The biggest job creators in any economy are private sector firms in the small and medium sized range. Unfortunately, the growth of SMEs in Ethiopian has not been enough to create the necessary jobs. One major reason has been the fact that Doing business in Ethiopia is not simple. It requires compliance to a multitude of requirements. Some of these are clearly needed. Most are not. The cost and time required to comply with these many rules are high and increases the entry barrier to many young entrepreneurs attempting to start new ventures. By reducing these barriers to a bare minimum, Ethiopia can hope to create many new jobs. This is exactly what Rwanda did a few years back.
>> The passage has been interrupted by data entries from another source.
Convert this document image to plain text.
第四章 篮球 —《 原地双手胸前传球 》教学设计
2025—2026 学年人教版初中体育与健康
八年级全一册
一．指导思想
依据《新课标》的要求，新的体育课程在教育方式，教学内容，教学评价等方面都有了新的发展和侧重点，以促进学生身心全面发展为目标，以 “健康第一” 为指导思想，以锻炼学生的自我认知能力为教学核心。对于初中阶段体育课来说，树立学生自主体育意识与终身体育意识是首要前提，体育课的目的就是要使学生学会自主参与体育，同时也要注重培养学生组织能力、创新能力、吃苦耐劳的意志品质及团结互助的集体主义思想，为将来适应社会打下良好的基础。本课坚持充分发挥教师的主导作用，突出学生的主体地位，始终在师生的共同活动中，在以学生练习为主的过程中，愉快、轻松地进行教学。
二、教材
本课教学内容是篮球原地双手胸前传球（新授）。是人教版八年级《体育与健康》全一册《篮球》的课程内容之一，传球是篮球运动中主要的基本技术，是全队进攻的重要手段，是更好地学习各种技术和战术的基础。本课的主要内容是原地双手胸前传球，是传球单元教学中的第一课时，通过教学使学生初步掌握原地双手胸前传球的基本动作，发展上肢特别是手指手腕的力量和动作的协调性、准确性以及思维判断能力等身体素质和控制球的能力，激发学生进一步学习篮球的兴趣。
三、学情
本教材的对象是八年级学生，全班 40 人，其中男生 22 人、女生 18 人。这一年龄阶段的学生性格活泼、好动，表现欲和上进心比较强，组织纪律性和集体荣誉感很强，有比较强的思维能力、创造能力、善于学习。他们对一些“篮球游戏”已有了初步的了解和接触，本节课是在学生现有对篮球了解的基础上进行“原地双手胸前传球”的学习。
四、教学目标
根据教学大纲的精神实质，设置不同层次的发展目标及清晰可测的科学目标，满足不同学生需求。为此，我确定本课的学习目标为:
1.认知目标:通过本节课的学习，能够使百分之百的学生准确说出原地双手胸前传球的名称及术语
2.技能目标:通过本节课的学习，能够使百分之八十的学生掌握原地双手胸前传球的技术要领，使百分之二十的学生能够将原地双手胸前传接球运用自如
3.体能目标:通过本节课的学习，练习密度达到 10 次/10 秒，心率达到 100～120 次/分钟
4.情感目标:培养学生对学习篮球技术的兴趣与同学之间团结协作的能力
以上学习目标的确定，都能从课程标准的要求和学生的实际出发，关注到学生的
By improving its rankings from 143rd to 56th in the world, it was able to create 72,000 new ventures, almost entirely consisting of two and three-person operations, which in a decade tripled exports and reduced poverty by 25%. Rwanda has since improved further to rank 29th in the world.
A major thrust of job creation in Ethiopia should be over how to create hundreds of thousands of SMEs through the simplification of the regulatory process. Given the urgent nature of the challenge, we are happy to see the Prime Minister’s Office isolate job creation as a separate and important issue in its own right. In the coming months and years, we hope to continue to be a part of an unambiguous national effort to build a culture of entrepreneurship, the Ethiopian way!